2011-A-Jn 6, 37-40 -Commémoration des défunts -un printemps se prépare
Année A : Commémoration des défunts (2011-a)
Jn 6, 37-40 : un printemps se prépare
La nuit n'est jamais complète. Il y a toujours au bout du chagrin une fenêtre ouverte. Une fenêtre éclairée. Il y a toujours un rêve qui veille, un désir à combler, un faim à satisfaire (Paul Éluard). Ces mots d'un poète, les textes que nous venons d'entendre les transforment en mots mystiques : tous ceux que le Père me donne viendront à moi (évangile). Dans notre vie comme dans notre mort, nous appartenons au Seigneur (deuxième lecture). Il ne leur vient pas à l'esprit que Dieu accorde à ses élus grâce et miséricorde (première lecture).
La contemplation des textes de ce matin, leur manducation, devraient nous ravir pour peu que nous sachions par des exercices de réchauffement, comme les athlètes le font chaque jour, en faire des paroles de feu qui nous réchauffent le cœur. En toute vérité toutefois, ce n'est pas nous qui transformons par nos exercices de réchauffement, nos temps d'oraison, ces paroles en paroles de feu, mais c'est plutôt le Feu «dormant» dans ces paroles qui se donne à nous. Je ferai de mes Paroles un feu dans ta bouche (Jér 5, 14).

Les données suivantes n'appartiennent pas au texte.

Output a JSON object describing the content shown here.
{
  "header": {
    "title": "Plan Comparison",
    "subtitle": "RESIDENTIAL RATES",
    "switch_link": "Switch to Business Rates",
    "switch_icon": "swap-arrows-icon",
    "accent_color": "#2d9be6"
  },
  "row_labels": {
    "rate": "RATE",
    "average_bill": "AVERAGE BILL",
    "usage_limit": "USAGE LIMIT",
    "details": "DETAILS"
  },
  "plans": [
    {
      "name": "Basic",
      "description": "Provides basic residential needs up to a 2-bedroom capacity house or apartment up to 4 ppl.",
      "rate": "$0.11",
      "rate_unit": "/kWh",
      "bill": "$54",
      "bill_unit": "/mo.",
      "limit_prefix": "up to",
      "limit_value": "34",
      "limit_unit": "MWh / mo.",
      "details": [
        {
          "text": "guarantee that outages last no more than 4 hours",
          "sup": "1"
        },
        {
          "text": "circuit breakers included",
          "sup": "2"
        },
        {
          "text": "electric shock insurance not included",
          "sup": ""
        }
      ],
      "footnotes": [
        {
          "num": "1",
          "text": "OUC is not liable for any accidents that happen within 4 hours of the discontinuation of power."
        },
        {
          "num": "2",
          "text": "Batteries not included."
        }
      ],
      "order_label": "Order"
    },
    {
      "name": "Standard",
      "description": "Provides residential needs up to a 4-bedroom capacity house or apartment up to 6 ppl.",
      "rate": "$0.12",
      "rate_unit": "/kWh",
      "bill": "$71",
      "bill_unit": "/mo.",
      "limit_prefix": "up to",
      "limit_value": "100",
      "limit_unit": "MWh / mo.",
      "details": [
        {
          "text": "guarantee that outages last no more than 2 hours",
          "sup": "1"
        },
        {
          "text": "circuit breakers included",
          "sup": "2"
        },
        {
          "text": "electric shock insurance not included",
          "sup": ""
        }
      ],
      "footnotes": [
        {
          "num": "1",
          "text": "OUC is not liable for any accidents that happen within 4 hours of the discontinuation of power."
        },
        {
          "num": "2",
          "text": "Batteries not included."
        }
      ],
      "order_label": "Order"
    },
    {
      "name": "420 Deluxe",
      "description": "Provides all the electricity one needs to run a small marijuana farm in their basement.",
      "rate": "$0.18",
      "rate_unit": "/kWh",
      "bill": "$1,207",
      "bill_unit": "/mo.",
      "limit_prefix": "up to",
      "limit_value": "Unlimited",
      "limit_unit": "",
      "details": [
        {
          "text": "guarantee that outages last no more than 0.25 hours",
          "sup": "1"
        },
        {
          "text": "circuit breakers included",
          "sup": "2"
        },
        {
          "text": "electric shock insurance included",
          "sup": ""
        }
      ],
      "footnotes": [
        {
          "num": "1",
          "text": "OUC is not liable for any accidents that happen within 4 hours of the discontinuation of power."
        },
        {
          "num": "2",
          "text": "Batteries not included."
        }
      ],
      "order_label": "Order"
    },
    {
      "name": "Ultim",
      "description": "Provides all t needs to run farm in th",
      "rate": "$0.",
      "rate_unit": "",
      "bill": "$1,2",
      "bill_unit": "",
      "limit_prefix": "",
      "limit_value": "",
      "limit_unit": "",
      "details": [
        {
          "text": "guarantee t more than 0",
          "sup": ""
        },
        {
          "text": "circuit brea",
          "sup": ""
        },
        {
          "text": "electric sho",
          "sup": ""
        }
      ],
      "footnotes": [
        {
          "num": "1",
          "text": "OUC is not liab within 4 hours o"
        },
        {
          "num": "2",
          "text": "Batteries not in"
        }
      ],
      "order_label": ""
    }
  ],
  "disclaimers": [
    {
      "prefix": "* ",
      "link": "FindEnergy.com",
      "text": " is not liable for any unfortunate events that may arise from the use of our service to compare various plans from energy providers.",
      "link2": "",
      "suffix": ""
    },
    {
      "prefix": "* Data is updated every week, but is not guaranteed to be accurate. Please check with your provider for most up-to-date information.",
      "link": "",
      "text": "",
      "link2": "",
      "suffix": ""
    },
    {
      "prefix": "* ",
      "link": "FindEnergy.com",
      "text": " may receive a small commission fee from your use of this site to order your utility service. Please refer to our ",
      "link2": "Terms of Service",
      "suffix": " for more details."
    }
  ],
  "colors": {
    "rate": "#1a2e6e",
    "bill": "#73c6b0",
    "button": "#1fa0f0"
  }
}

Paroles de feu : Il rendra nos corps semblables à son corps glorieux (Ph 3, 21) et, ajoute saint Bernard, il emplira d'honneur ce vase (nos corps) si faible aujourd'hui. Mais ce feu ne prend pas si nous n'y mettons pas un peu du nôtre par des exercices de réchauffement. Oui, un jour du temps, le Seigneur élevé aux cieux (Ac 1, 11), reviendra nous prendre avec lui. N'y-a-t-il pas dans ces paroles de quoi nous émerveiller ?
Saintetés, vous me direz sans doute, oui, mais nous émerveiller devant la mort, n'est-ce pas un peu étonnant ? Non si l'émerveillement est une sortie de nous-mêmes, une mort à nous-mêmes pour nous transformer en ce que nous voyons. La plus grande des merveilles, la merveille des merveilles, c'est que nous humains, sommes conviés à laisser briller en nous la lumière sans fin (Ps 26). Il y a du sens à dire que la vie a du sens quand on va vers la Vie. Nous vivrons demain si nous vivons aujourd'hui de cette plénitude du sens de la vie. La vie n'est pas détruite, elle est transformée (préface).
Augustin disait: ne pas mourir c'est impossible, mais bien vivre - donner du sens à notre vie - c'est possible. Maurice Zundel, ce grand «voyant» du siècle dernier, affirmait que le vrai problème n'est pas de savoir si nous vivrons après les morts, mais si nous serons vivants avant la mort.
En célébrant aujourd'hui nos défunts, si nous faisons, je reprends ce que j'exprimais tantôt, des exercices de réchauffement, nous saisirons - le mot n'est pas assez fort je crois -, qu'au commencement ce n'était pas parce qu'il avait besoin de l'homme que Dieu a modelé Adam, mais pour avoir quelqu'un en qui déposer ses bienfaits, sa lumière (saint Irénée de Lyon). L'évangile vient de nous dire : la volonté du Père, c'est que je ne perde aucun de ceux qu'il m'a donnés.
Mais une question surgit, celle que se posait Benoît XVI dans son encyclique sur l'espérance : la foi chrétienne est-elle aussi pour nous une espérance qui transforme et soutient notre vie. Les hommes et les femmes de notre époque désirent-ils encore la vie éternelle (cf. #10)?
Il n'est pas suffisant de croire en cela. Il faut que nous passions cette Parole-feu aux autres. Il faut entre nous, c'est notre tâche de chrétiens, nous passer la Parole. Saint Paul écrivait aux Thessaloniciens : La Parole de Dieu que nous vous faisions entendre, vous l'avez accueillie, non comme une parle d'hommes, mais comme ce qu'elle est vraiment, la Parole de Dieu. Que cette Parole reste active en vous, les croyants (1 Th 2, 13).
Je termine par ces mots du Père Christophe de Tibhirine qui disait peu de temps avant son martyre : je suis ressuscité, je peux mourir. Une eucharistie qui nous prépare à nous voir des invités à une eucharistie sans fin où dans ta demeure nous vivrons près de toi pour toujours. AMEN.